Commenting on the prevalence of funds investing against ESG objectives, Hortense Bioy, global director of Sustainability Research at Morningstar, noted in August this year in a review of the SFDR status of funds that: "Over the last three months, 713 funds altered their SFDR status, including 696 that upgraded and 16 that downgraded. The vast majority (652) that upgraded their status moved from Article 6 to Article 8, while 17 funds upgraded from Article 6 to Article 9. Fund companies are clearly feeling the commercial pressure to have as many funds as possible meeting at least Article 8 requirements."
However, the ongoing role of regulators is also impacting the delivery of such funds.

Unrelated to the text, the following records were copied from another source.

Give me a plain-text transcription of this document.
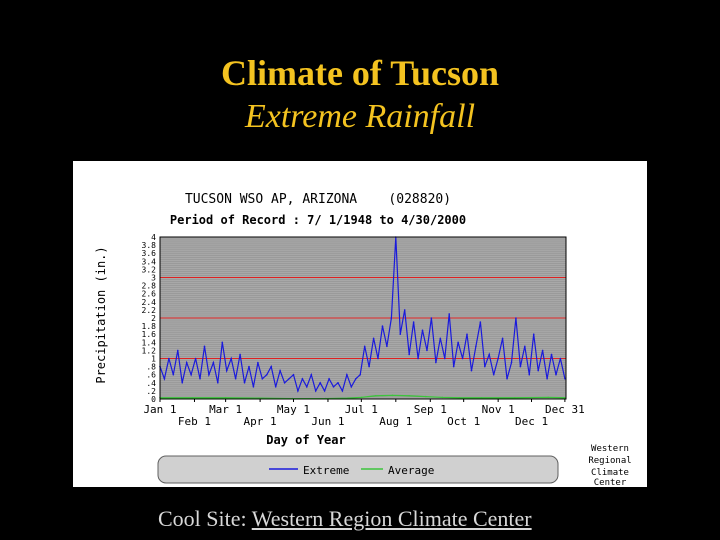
Climate of Tucson
Extreme Rainfall
TUCSON WSO AP, ARIZONA    (028820)
Period of Record : 7/ 1/1948 to 4/30/2000
Precipitation (in.)
0
.2
.4
.6
.8
1
1.2
1.4
1.6
1.8
2
2.2
2.4
2.6
2.8
3
3.2
3.4
3.6
3.8
4
Jan 1	Mar 1	May 1	Jul 1	Sep 1	Nov 1	Dec 31
Feb 1	Apr 1	Jun 1	Aug 1	Oct 1	Dec 1
Day of Year
Extreme	Average
Western
Regional
Climate
Center
Cool Site: Western Region Climate Center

"As regulators continue to provide further guidance on the implementation of SFDR, we can expect more funds to be reclassified to Article 8 in the future," Bioy added.

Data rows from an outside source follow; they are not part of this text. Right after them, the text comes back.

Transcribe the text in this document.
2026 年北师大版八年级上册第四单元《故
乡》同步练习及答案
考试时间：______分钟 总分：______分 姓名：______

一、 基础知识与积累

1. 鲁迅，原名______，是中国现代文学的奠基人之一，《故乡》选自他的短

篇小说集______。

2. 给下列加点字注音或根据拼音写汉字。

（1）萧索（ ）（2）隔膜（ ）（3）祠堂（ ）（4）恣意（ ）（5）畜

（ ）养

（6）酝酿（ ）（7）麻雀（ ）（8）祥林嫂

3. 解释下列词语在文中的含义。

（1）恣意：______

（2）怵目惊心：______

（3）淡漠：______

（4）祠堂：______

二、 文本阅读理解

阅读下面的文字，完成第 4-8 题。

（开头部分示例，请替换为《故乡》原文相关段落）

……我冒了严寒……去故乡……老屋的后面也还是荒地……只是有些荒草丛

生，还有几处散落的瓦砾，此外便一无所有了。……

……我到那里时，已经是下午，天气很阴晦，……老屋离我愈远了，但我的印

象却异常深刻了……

From a non-traditional risk perspective, "in aggregate, Article 8 and 9 funds perform better on ESG metrics than the rest of the universe," the Morningstar research suggests.
So, even in periods where investors were switched into ‘risk off' mode - such as during the first half of 2022 - it would seem funds viewed as having different risk profiles precisely because of their commitment to non-traditional risk factors have outperformed the more traditional investments.
This is perhaps not surprising, considering the different asset exposure and investment themes, as well as the policy direction and even fiscal stimulus given to ESG focused investments.
As such, it does seem that ESG investments have proven and will continue to prove resilient in periods of market stress.